The 'BEST near' temperature series is for a location 30 kilometers south southwest of Longyearbyen. In recent years, the Longyearbyen temperatures in winter have been strongly influenced by the lack of sea ice on the fjord. The BEST location is many kilometers inland, and is therefore not so influenced by this. It may explain why the eKlima temperatures have increased much more than the BEST temperatures since the mid-1970s.

The RMS of the monthly differences between the two temperature series is 1.27ºC. The large RMS value may partly be explained by the large average difference, 0.59ºC, between the two series.

2.4   Vardø

Vardø is located at the coast north east in Norway near Russia. The 'BEST near' location is off the Russian coast 82 kilometers southeast of Vardø. The other 'BEST near' location that I could have used, is a little further away from Vardø in the southwest direction. It gives approximately the same results, so I stick to the nearest location.

Figure 4: Eleven years moving average of four temperature series for Vardø.

The eKlima weather station at Vardø Radio has operated continuously since June 1829. The Rimfrost, GISS and eKlima temperatures are close to each other. The BEST temperatures are a little different from them.
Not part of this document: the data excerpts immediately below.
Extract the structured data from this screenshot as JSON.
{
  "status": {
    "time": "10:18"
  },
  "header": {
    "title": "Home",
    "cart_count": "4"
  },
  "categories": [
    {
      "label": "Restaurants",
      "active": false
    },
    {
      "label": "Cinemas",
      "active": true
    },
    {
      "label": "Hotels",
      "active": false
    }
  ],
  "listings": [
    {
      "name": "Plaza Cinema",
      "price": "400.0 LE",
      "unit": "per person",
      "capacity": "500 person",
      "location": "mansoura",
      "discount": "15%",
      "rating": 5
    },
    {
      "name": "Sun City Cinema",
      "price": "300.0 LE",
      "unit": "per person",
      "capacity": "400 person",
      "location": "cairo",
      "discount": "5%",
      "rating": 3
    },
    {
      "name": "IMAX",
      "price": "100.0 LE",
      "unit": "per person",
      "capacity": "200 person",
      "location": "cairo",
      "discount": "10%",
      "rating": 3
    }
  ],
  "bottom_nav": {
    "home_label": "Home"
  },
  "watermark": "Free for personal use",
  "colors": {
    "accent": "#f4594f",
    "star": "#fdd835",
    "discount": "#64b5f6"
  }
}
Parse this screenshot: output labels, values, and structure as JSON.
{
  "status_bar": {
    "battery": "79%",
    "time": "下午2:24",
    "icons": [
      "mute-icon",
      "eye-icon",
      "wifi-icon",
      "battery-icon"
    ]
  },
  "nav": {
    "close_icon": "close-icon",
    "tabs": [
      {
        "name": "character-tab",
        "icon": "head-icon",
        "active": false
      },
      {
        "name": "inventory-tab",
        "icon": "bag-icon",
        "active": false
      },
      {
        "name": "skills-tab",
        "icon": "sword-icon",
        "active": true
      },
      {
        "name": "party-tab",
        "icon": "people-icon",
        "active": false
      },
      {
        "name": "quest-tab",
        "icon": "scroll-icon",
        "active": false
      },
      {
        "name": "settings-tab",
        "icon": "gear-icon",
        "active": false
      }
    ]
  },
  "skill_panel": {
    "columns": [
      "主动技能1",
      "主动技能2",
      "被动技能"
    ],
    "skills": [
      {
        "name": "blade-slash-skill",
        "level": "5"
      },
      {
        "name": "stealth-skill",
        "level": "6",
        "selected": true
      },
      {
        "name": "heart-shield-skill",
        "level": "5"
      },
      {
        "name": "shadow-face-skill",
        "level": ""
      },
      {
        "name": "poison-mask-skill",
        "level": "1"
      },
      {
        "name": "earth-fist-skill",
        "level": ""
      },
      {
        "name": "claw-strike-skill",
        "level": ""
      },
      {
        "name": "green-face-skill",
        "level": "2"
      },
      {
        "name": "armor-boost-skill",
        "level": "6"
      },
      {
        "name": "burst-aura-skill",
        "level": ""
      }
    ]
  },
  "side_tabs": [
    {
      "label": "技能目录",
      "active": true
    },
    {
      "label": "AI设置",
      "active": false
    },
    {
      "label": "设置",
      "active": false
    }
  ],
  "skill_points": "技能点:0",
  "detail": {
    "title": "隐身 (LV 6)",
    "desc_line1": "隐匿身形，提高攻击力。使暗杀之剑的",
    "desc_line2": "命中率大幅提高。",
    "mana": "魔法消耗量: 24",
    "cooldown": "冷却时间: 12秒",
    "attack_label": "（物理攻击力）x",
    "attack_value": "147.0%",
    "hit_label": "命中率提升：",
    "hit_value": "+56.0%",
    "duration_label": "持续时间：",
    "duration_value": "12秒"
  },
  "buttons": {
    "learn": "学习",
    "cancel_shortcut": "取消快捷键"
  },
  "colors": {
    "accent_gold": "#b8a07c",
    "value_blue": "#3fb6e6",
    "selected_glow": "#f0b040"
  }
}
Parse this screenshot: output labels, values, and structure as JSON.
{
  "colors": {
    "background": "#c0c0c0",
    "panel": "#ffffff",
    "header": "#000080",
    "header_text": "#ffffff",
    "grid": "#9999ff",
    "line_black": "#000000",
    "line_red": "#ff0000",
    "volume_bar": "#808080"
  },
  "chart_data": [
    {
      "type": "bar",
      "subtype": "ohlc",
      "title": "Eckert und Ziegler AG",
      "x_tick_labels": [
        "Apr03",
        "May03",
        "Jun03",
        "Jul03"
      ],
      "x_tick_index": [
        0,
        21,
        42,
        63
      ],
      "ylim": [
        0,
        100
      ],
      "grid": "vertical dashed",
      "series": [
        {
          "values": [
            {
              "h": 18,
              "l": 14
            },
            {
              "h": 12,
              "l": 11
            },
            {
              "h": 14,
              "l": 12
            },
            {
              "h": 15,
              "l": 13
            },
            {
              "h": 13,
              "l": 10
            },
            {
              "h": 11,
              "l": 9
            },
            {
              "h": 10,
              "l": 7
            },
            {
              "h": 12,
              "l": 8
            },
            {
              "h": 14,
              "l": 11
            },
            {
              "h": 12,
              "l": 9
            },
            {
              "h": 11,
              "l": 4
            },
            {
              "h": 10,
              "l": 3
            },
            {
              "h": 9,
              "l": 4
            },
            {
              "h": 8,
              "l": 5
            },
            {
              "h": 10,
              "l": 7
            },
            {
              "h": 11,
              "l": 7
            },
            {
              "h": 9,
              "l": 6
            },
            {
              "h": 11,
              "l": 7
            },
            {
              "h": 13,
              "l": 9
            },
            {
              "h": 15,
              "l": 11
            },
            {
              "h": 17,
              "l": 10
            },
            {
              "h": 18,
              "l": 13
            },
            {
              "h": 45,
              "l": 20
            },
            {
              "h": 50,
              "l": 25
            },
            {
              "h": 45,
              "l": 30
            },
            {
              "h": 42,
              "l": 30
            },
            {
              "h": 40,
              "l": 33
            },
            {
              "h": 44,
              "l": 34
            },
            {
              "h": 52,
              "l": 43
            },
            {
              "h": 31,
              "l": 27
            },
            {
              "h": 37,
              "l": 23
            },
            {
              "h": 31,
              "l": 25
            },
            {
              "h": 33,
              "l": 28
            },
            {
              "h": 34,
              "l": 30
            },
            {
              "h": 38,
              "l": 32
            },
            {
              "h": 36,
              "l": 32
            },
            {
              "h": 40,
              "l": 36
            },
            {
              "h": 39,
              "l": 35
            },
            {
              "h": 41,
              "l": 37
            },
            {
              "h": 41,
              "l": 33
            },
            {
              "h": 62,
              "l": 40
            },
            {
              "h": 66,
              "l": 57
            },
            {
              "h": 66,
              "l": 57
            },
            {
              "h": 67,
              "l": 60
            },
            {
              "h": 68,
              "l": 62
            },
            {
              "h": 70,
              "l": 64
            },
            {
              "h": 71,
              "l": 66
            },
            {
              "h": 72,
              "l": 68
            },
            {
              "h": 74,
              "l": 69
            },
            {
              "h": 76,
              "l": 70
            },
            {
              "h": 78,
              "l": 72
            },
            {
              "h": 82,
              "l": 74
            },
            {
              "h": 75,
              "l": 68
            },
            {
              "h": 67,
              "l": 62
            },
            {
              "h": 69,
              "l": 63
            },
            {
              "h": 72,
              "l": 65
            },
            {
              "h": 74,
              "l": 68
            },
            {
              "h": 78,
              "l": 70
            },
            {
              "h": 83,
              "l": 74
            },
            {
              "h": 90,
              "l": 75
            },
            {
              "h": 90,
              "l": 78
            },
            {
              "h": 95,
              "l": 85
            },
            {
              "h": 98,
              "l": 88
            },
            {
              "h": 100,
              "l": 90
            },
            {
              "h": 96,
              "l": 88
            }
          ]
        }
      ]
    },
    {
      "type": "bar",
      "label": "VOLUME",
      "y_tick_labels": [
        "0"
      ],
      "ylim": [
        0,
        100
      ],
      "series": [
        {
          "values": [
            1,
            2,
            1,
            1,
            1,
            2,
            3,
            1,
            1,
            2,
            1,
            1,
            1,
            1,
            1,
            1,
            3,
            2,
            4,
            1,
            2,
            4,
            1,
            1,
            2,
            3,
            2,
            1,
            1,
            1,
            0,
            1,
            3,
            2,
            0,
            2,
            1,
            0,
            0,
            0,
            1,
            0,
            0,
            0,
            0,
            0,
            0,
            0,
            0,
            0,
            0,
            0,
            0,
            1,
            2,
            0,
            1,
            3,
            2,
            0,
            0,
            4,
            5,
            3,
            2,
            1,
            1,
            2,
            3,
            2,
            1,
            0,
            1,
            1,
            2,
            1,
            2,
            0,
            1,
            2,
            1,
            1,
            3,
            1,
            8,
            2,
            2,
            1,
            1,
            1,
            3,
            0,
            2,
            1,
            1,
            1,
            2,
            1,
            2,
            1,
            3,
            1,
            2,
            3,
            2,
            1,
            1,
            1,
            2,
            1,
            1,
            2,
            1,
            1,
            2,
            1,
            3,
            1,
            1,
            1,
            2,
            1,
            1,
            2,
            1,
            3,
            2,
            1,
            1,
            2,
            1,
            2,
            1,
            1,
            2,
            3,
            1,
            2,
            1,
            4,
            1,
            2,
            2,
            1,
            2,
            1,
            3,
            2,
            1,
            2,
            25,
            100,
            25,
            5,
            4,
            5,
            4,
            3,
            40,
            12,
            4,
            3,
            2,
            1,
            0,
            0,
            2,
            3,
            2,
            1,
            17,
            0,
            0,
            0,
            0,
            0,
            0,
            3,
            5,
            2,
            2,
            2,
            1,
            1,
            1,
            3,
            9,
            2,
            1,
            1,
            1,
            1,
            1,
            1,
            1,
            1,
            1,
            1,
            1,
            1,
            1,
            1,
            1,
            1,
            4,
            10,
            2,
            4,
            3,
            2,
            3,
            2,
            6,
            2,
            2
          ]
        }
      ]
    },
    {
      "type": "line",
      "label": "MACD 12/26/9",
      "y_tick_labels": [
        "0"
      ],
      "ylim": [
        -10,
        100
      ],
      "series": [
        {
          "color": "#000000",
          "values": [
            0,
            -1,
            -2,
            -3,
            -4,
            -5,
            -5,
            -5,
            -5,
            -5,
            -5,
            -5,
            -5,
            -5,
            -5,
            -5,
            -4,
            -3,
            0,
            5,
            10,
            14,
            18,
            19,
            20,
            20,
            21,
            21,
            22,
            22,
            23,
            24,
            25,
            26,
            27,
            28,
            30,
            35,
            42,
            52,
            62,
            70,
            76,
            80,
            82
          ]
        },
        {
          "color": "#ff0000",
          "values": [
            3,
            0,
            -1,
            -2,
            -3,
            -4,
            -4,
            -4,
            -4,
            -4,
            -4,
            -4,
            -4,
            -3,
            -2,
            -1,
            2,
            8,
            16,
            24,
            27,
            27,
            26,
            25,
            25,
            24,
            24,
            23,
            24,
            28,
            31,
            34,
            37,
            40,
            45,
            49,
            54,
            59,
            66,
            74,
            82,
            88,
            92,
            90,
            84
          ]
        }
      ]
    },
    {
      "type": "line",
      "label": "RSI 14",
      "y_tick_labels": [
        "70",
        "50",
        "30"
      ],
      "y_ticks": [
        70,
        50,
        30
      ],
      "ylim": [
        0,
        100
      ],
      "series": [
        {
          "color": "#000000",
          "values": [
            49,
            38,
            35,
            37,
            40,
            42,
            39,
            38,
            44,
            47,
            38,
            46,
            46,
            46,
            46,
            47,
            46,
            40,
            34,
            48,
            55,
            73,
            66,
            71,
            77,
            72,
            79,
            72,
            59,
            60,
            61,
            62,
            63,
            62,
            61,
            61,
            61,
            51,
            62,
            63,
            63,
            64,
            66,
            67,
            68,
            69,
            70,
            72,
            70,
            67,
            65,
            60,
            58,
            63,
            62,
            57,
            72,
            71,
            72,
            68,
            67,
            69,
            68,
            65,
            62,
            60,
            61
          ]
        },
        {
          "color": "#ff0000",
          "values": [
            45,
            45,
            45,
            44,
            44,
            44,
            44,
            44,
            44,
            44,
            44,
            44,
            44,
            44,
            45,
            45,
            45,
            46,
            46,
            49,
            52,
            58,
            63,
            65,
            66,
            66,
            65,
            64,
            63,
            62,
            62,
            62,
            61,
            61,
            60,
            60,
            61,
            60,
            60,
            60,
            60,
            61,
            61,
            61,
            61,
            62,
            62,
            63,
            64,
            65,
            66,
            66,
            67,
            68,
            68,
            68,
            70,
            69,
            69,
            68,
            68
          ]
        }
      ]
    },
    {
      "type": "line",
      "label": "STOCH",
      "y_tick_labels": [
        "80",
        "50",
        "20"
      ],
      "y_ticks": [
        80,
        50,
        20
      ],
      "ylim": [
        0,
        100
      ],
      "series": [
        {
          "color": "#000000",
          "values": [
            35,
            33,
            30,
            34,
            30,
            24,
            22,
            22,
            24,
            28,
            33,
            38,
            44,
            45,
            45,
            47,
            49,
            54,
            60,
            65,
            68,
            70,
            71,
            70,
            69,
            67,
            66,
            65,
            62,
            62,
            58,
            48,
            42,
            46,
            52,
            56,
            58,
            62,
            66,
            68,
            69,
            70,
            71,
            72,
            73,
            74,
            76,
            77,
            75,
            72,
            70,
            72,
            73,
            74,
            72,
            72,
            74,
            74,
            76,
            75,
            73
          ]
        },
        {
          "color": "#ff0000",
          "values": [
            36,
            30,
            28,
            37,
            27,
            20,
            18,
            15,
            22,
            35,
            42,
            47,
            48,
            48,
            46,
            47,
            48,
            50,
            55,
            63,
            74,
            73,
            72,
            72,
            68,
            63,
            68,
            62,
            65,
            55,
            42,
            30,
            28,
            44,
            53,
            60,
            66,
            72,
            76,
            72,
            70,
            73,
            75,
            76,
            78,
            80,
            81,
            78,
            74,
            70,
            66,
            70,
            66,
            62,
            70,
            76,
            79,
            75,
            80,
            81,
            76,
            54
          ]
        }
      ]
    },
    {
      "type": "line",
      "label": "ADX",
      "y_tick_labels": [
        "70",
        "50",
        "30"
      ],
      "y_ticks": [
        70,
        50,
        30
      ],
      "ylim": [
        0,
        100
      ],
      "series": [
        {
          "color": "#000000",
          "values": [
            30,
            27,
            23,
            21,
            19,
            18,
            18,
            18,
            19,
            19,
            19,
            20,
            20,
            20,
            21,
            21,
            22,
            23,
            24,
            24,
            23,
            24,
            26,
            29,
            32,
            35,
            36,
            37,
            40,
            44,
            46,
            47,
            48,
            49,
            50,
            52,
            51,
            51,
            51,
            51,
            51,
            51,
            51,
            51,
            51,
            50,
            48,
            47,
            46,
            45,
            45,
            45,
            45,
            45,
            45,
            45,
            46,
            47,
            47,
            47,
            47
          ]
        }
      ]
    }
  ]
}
The RMS of the monthly differences between the eKlima and the BEST temperatures is 0.79ºC. The average of the differences is 0.03ºC.

2.5   Dombås

The eKlima homogenized temperature series for Dombås starts in August 1864.

Figure 5: Eleven years moving average of  two temperature series for Dombås.

The 'BEST near' location is 40 kilometers southwest of Dombås. Both that location and Dombås are in valleys far from the sea. I therefore expected that the curves in Figure 5 should be closer to each other than they are. The RMS of the monthly differences between the temperatures is 0.57ºC, and the average is 0.10ºC. 

2.6   Oslo

The weather stations in Oslo have been moved many times since 1850. I therefore downloaded the homogenized eKlima temperature series which has monthly temperatures since January 1850.

Figure 6: Eleven years moving average of  two temperature series for Oslo

The 'BEST near' location is far away from the Oslo fjord, 69 kilometer northwest of the city center. I therefore did not expect that the curves in Figure 6 should be that close to each other. The RMS of the differences between the monthly temperatures is 0.56ºC, and the average is 0.00ºC. 

3   Conclusion

I checked the solar cycle model back in 2012 and 2014. Then I mostly used temperature series from eKlima and Rimfrost for the local series. This time, as you will see in the next blog post, I will use eKlima and 'Best near' for the local series. I will use eKlima homogenized temperature series for locations with weather stations that have been moved around since the measurements started.

eKlima and BEST apply different methods for adjustment and homogenization. For Longyearbyen I will apply both of them to see how robust my conclusion with respect to the solar cycle model is.